Total Number of Films I Own on DVD And Video:

A lot. The number of DVDs I have that are still in shrinkwrap is embarrassing.

The Last Film I Bought:

Henri-Georges Clouzot’s Wages of Fear. My justification was that the Criterion edition just went out of print.

Five Films Which I Watch a Lot / Mean a Lot to Me:
This is a hard one, because they’re two separate categories, but the first one is easier to figure out:

- Francis Ford Coppola’s Apocalypse Now
Regular readers of this blog would know that I write about the film often; it still can’t let me go.

- Hayao Miyazaki’s My Neighbor Totoro
Because it’s one of Izzy’s favorite films, I’ve seen it more times than I can count, but that’s not the only reason it’s on my list; I can’t think of any other film that communicates childlike wonder, the realities of adulthood, and the connectedness of life on earth in such a simple, funny and spiritually transcendent fashion. In fact, I’d go out on a limb here and say that Tonari no Totoro is just about perfect.

- Nicolas Roeg’s Don’t Look Now
While I could write that it’s a haunting meditation on loss and memory, blah blah blah, Roeg’s film is a genuinely unsettling, brilliantly edited horror flick that just happens to star two great performers — Donald Sutherland and Julie Christie — and is ostensibly about a serial killer in Venice. (Only Peter Weir’s Picnic at Hanging Rock comes close in terms of evoking similar feelings of dread.)

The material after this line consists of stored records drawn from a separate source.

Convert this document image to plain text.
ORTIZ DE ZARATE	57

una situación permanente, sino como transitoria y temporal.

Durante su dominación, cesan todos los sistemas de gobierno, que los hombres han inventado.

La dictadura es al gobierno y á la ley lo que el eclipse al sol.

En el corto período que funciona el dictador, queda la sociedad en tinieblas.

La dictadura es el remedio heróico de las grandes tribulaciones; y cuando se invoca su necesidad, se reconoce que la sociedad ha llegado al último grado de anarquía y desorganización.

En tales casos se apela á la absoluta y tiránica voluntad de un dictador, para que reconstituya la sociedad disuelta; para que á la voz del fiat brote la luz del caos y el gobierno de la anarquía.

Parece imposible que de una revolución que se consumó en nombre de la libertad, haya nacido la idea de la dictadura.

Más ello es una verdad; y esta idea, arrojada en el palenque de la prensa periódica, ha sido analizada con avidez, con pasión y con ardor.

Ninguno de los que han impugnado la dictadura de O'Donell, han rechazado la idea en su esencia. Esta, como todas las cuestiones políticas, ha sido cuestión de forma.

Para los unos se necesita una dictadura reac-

- Wong Kar-Wai’s In the Mood for Love
At Angkor Wat they sell rubbings of the many intricate temple carvings for tourists. Wong’s film functions in the same way: it’s comprised of visual and aural traces and wisps of an affair, in one of the most palpably gorgeous and ethereal films I’ve ever seen. (The crumbling majesty of the temple complex figures prominently in a scene that almost makes me misty-eyed every time I watch it.) I set aside time to watch the movie once a year, and it’s probably not enough.

- John Woo’s The Killer
Blood and guns in slow-motion, a body count probably in the hundreds, and loyalty and death writ large in all its terrifying beauty — what more do you want?